Bella laughed. For the joy of running. For a man’s strong arm. For the delight of the confident grin. When had she last been so carefree?
As they dashed into the inn she thought, At the masquerade. With the goatherd. Slipping out onto the balcony for naughty kisses.
And Captain Rose was the Duke of Ithorne’s bastard brother.
She stood stunned by the thought. Had this man, shaking water off his three-cornered hat, been at the revels, disguised as a goatherd? It wasn’t beyond belief.
Was that why she had become so attracted to him so quickly today?
What of the footman? Captain Rose again?
It thrilled her, but worried her at the same time. Might he recognize Kelano? What would be the consequences of that?
Images of beds rose in her mind. . . .
“What’s amiss?”
Bella started out of her thoughts to find him looking at her.
“Are you still worried about someone here recognizing you after four years? I doubt I would have without prompting, but in any case, why would it matter?”
Bella didn’t have to reply, because a woman marched into the hall. “Don’t you go getting your wet all over my floors, Caleb Rose!”
Caleb. For some reason the biblical name didn’t suit him.
“I can no more help it than a duck straight out of a stream, Aunt Ann,” he protested. “Have pity on two ducks and provide tea.”

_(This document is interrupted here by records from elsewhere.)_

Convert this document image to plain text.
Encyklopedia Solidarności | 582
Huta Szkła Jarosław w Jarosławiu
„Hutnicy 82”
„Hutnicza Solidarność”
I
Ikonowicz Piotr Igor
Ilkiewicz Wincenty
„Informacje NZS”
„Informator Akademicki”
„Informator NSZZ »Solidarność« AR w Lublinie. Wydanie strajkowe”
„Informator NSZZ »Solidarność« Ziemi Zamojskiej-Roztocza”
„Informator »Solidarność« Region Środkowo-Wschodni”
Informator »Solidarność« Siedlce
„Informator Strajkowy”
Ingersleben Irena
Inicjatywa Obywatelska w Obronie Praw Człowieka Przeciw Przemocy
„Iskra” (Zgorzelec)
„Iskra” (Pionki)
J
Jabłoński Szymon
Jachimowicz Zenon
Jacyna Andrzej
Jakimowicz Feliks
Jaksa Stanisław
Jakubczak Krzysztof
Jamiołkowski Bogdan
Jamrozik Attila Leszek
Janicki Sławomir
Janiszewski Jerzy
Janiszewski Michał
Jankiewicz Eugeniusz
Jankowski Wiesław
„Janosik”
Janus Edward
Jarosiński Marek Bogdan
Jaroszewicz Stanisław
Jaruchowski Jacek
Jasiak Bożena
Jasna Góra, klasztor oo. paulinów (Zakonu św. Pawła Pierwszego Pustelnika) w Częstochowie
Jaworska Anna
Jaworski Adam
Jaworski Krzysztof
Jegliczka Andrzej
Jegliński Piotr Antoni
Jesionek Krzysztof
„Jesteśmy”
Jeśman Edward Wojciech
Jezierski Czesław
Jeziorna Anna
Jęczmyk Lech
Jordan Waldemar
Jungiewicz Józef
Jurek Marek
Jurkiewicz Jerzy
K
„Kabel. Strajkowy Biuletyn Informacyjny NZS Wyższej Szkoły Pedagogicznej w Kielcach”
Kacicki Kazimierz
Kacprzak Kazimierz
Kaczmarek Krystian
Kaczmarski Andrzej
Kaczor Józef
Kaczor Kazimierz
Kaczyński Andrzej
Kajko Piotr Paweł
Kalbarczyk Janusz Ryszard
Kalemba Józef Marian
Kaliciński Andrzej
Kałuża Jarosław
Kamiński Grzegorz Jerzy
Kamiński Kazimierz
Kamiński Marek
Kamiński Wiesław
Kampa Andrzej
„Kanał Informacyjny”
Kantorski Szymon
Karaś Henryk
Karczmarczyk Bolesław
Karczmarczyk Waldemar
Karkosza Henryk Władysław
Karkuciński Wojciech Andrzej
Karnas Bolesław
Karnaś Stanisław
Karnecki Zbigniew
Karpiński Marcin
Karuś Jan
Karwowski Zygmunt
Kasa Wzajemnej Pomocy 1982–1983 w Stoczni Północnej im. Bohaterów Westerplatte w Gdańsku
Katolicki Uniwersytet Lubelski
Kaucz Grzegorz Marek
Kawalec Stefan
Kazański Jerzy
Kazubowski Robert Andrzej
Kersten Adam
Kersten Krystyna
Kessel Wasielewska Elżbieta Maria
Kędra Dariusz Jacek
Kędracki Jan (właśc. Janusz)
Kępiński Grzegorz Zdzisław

“Oh, go on with you,” the plump woman said, chuck-ling. “Sari, get some towels!” she called as she led them to a small parlor with one narrow window and four plain chairs. It was warmed by a fire, however, so Bella took off her cloak. The rain hadn’t soaked through, thank goodness, so she hung it on a hook on the wall.

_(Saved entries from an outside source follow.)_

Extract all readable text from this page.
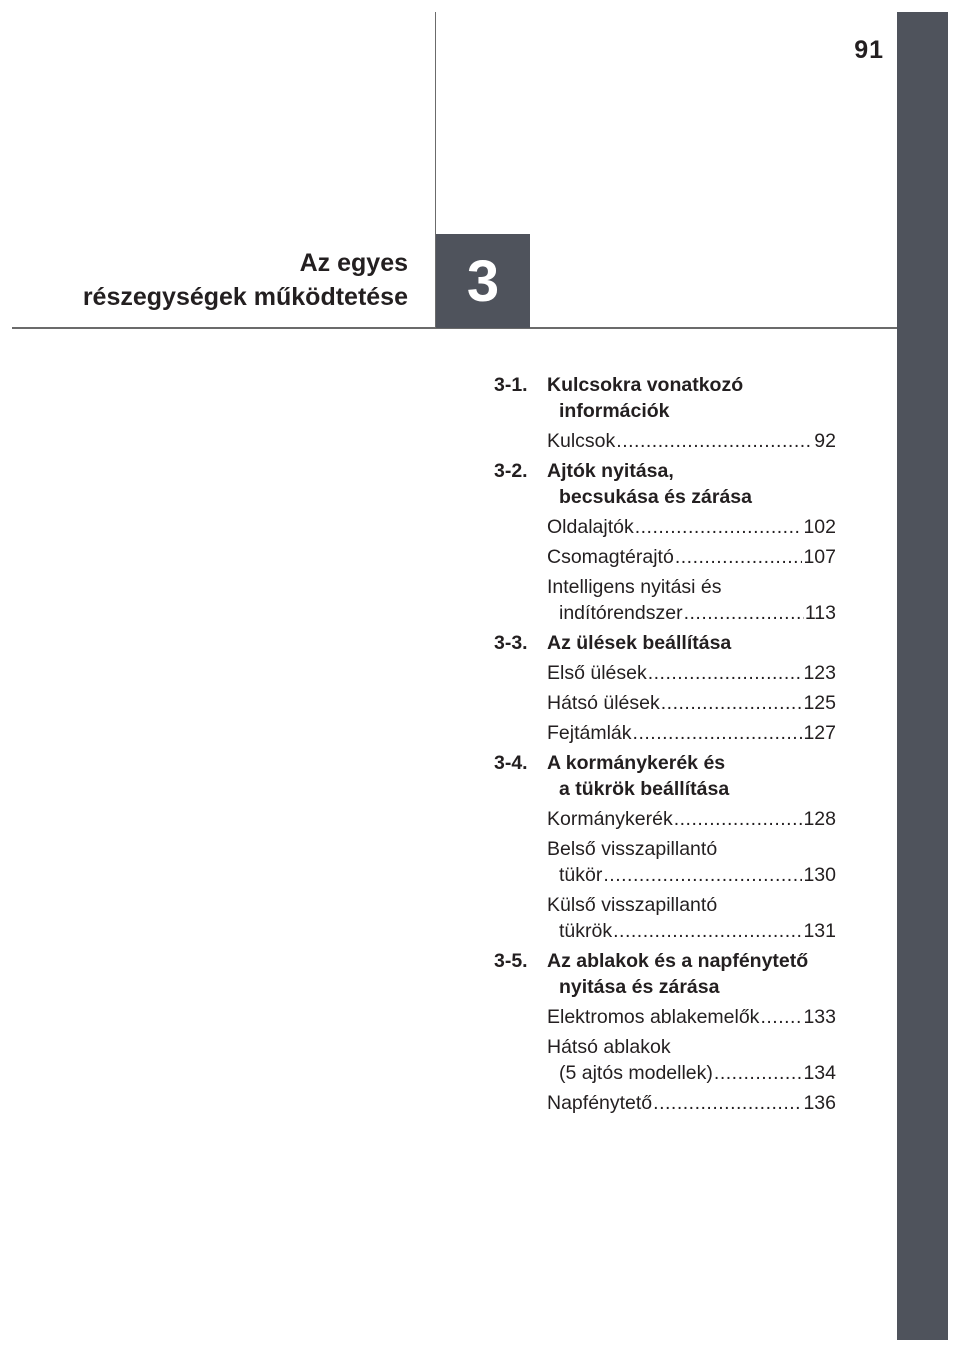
91
3
Az egyes
részegységek működtetése
3-1. Kulcsokra vonatkozó
információk
Kulcsok .....	92
3-2. Ajtók nyitása,
becsukása és zárása
Oldalajtók .....	102
Csomagtérajtó .....	107
Intelligens nyitási és
indítórendszer .....	113
3-3. Az ülések beállítása
Első ülések .....	123
Hátsó ülések .....	125
Fejtámlák .....	127
3-4. A kormánykerék és
a tükrök beállítása
Kormánykerék .....	128
Belső visszapillantó
tükör .....	130
Külső visszapillantó
tükrök .....	131
3-5. Az ablakok és a napfénytető
nyitása és zárása
Elektromos ablakemelők ..... 133
Hátsó ablakok
(5 ajtós modellek) .....	134
Napfénytető .....	136
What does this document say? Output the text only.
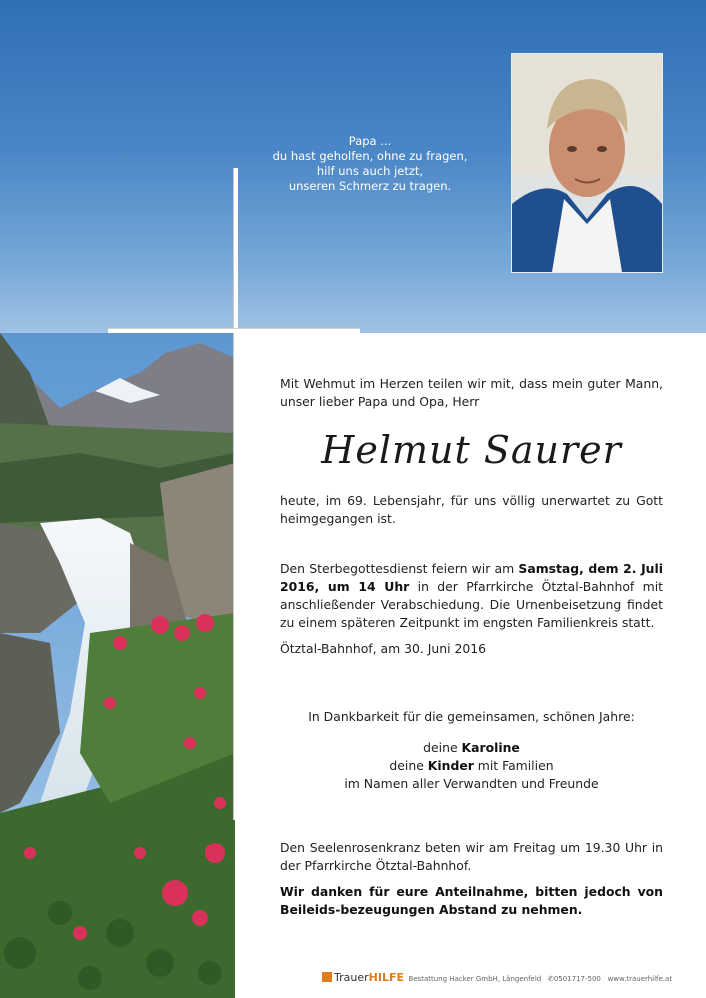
Papa ...
du hast geholfen, ohne zu fragen,
hilf uns auch jetzt,
unseren Schmerz zu tragen.
Mit Wehmut im Herzen teilen wir mit, dass mein guter Mann, unser lieber Papa und Opa, Herr
Helmut Saurer
heute, im 69. Lebensjahr, für uns völlig unerwartet zu Gott heimgegangen ist.
Den Sterbegottesdienst feiern wir am Samstag, dem 2. Juli 2016, um 14 Uhr in der Pfarrkirche Ötztal-Bahnhof mit anschließender Verabschiedung. Die Urnenbeisetzung findet zu einem späteren Zeitpunkt im engsten Familienkreis statt.
Ötztal-Bahnhof, am 30. Juni 2016
In Dankbarkeit für die gemeinsamen, schönen Jahre:
deine Karoline
deine Kinder mit Familien
im Namen aller Verwandten und Freunde
Den Seelenrosenkranz beten wir am Freitag um 19.30 Uhr in der Pfarrkirche Ötztal-Bahnhof.
Wir danken für eure Anteilnahme, bitten jedoch von Beileids-bezeugungen Abstand zu nehmen.
TrauerHILFE Bestattung Hacker GmbH, Längenfeld ✆0501717-500 www.trauerhilfe.at
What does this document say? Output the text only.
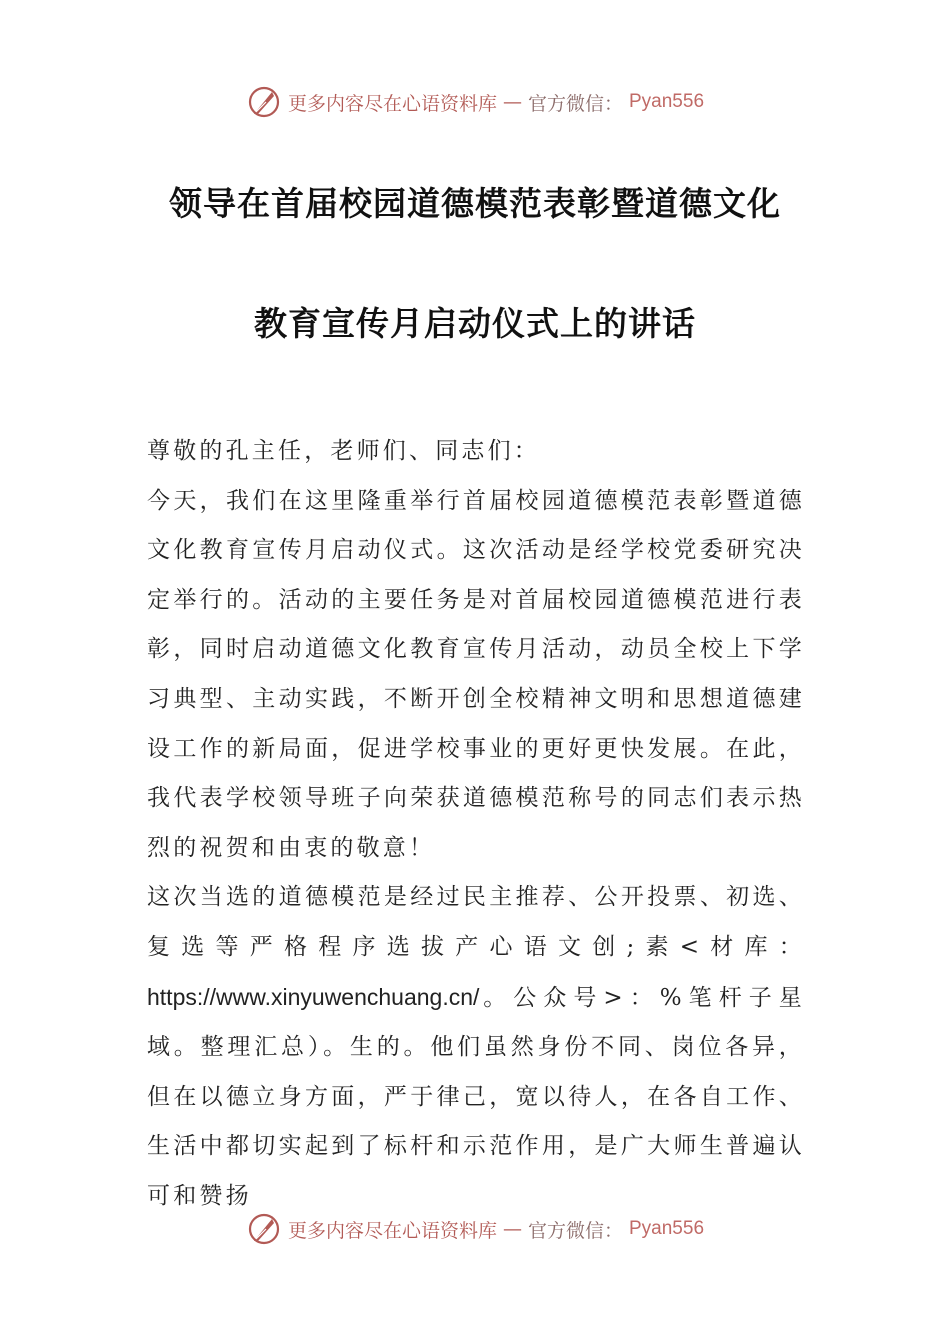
更多内容尽在心语资料库 — 官方微信： Pyan556
领导在首届校园道德模范表彰暨道德文化
教育宣传月启动仪式上的讲话

尊敬的孔主任，老师们、同志们：

今天，我们在这里隆重举行首届校园道德模范表彰暨道德文化教育宣传月启动仪式。这次活动是经学校党委研究决定举行的。活动的主要任务是对首届校园道德模范进行表彰，同时启动道德文化教育宣传月活动，动员全校上下学习典型、主动实践，不断开创全校精神文明和思想道德建设工作的新局面，促进学校事业的更好更快发展。在此，我代表学校领导班子向荣获道德模范称号的同志们表示热烈的祝贺和由衷的敬意！

这次当选的道德模范是经过民主推荐、公开投票、初选、复选等严格程序选拔产心语文创;素<材库：https://www.xinyuwenchuang.cn/。公众号>：%笔杆子星域。整理汇总）。生的。他们虽然身份不同、岗位各异，但在以德立身方面，严于律己，宽以待人，在各自工作、生活中都切实起到了标杆和示范作用，是广大师生普遍认可和赞扬

更多内容尽在心语资料库 — 官方微信： Pyan556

Captain Rose was still teasing the middle-aged innkeeper, and being treated the same, with much laughter. As Bella stripped off her gloves and held her hands out to the fire, his behavior made her smile. Surely a man must be good to be treated with such affection.

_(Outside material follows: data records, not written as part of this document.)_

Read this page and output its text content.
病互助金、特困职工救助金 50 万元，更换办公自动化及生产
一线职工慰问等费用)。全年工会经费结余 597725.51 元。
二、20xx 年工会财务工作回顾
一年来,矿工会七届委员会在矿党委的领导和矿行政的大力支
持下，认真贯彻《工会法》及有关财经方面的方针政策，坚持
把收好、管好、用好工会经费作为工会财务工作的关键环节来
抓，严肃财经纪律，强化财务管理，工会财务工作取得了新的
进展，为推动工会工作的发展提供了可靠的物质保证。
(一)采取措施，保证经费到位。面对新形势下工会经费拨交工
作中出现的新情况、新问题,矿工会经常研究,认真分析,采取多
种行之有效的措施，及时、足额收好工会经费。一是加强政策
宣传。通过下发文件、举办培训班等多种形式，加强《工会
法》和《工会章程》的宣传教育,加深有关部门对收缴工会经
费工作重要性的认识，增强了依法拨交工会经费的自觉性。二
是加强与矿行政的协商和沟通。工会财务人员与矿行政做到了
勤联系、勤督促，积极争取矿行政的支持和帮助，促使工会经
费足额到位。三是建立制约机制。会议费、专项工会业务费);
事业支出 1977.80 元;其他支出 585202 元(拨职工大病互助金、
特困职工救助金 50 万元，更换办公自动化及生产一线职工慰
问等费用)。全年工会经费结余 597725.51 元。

A maid came in with linen cloths, and Bella wiped the rain off her face and hat as best she could as she tried to assess similarities between goatherd and sea captain. Tall. Well built but not heavy. Stubble on the chin . . .
He turned and caught her studying him. Both maid and innkeeper had left, so they were alone, and though the door was open Bella felt a frisson of impropriety. It arose, she realized, entirely from seeing him as an ordinary man. No, not ordinary, but a man she might—she hesitated over the extraordinary notion—might marry.
He gestured to a chair near the fire. “Why don’t you sit down and tell me exactly what you have in mind for your brother.”
Bella took a chair on one side of the fire and he sat in the other, doing it with neat grace. It was a strange thing to note, but she remembered the way he’d lounged the other night. Graceful, but in a more animal way. The effects of drink, she supposed. She was surprised he was going to content himself with mere tea after the chilly rain.
Changeable as the sea, indeed.
He raised a brow. “You’re studying me as if I’m a mystery.”
“Perhaps I’m wondering how shocked you’ll be at my plan.”
It was true. To propose revenge to a smuggler and scoundrel was one thing. To mention it to this man now made her nervous.
The innkeeper returned then, bringing the tea tray herself. She poured for Bella, adding milk and sugar as required, and put the cup and saucer in her hands. “There, now, ma’am, that’ll warm you. And don’t you let him get up to any of his tricks. I’ll let you pour your own, particular as you are,” she said to Captain Rose. “You behave yourself, my boy, and keep this door open.”
She swept out, and as Captain Rose poured a small amount of milk into his cup, he pulled a wry face. “Clearly she feels entitled to treat me like a naughty boy.”
“It’s good that someone does.”
His lips twitched. “Ungrateful wench.”
She smiled back at him, suddenly very . . . happy. Yes, that was the word. Another unfamiliar sensation, but here in this cozy room, by a warm fire, sipping sweet tea, she felt happier than she could remember.
He poured tea into his cup and drank some. Bella realized something else.
“This is excellent tea.”
“You’re a connoisseur?” he asked, watching her over the rim of his cup.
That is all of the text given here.